For most any company in the enterprise market, what you put into *consumers'* hands is the determinant of your future success. If consumers - particularly college students - don't know who you are, the enterprise of the future likely won't either.
The big enterprise money is a distraction par excellance. Here I am watching two companies that both made their run to the top on consumers, and then forgot about them when the big bucks started coming in. Your loss-leaders that get young people using - and loving - your technology are the decision-makers of the dot.coms of the future - you live and die by those people's decisions.
I once sat in for a week at my friend's ISP - they'd fired their support company and had a week with no coverage before the new support contractor came in. She begged and pleaded and paid me to come down to connecticut, sleep on the couch and be the tech support department for that week. I asked for big bucks, but I did it (it was hell - never again). The CEO had this huge pile of resumes for the support job.

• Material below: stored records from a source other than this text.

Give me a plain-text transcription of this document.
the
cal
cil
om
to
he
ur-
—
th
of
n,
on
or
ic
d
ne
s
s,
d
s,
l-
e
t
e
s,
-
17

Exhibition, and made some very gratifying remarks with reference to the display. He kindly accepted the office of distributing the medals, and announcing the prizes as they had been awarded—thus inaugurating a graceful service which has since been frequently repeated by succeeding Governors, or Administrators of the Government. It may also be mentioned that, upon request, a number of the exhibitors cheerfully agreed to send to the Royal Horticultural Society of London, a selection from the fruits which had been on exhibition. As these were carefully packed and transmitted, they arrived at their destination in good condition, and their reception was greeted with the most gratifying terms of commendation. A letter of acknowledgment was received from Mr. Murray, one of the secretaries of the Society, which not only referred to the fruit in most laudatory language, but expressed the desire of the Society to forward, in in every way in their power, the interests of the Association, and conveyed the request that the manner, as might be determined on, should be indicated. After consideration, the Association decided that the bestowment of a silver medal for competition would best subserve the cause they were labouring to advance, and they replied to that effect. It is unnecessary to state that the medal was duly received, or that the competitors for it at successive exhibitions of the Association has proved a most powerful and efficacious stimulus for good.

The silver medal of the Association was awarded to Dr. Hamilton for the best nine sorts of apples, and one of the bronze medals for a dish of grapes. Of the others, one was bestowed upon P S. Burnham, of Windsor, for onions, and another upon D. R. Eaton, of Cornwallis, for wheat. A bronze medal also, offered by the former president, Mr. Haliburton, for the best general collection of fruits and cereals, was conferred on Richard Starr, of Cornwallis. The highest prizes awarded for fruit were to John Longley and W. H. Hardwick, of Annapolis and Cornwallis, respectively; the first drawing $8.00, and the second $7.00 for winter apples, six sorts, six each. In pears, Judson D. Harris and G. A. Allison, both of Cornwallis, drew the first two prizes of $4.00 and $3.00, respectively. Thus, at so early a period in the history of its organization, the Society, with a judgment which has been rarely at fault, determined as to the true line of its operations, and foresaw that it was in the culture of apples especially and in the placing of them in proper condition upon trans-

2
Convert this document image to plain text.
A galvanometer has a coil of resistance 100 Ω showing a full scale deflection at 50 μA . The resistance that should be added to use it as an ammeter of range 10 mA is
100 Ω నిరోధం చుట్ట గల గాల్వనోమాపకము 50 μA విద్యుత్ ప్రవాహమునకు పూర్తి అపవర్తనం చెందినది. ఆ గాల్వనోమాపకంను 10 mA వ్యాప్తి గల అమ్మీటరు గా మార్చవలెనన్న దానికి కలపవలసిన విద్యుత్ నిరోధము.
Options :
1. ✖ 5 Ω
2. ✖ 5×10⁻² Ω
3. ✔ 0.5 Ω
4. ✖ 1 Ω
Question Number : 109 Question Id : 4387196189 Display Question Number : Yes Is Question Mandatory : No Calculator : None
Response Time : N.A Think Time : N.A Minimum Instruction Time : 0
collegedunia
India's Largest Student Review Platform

I watched him rapidly go through them, and it was amazing how fast some went into the trash. I asked him, "How do you know so fast to throw away those resumes?" He replied, "Oh, those were MCSEs (Microsoft Certified Support Engineer). This did not surprise me - a year earlier I had dinner with a friend from high school that I had not seen in years. He'd just passed his MCSE test. Over dinner he asked me this question: "So, I understand what HTTP is. And I know what HTML is. But what's 'the browser'?" Which goes to show just what technical certifications of that sort are worth - they're only useful if you're interviewing for a company large and dumb enough that the interview process is checking off formal training and qualifications, not whether you actually know anything.
One of the best examples of how to do the opposite comes from when I was in college. I wanted to take electronic music - they had all these 1960's Moog synths I wanted to play with. I got really lucky, and Everett Hafner was the guy who decided if I got in or not. My music reading skills were and are almost non-existent. So he tested me on intervals - play them - could I tell a fourth from a fifth - he actually tested what I intuitively *knew*, not my knowledge of classical music theory. And that's the ideal job interview - you don't want to find out what someone can regurgitate by memory, you want to find out how they think on their feet. That was a revelation - that there are people in the world who will look at your skills not your paper qualifications. I'd suggest that any company focused on paper qualifications is not one you want to work for. If they can't invest the time to find out who you are, they never will, and that doesn't lead to happiness.
So, back to RedHat, or my perception of what's going on there: it's sad to see the same sad story repeated. The enterprise bandwagon is very seductive. It lures you to think you're so comfortable that you're comfortable permanently. And if you're not careful, that's exactly what you'll be.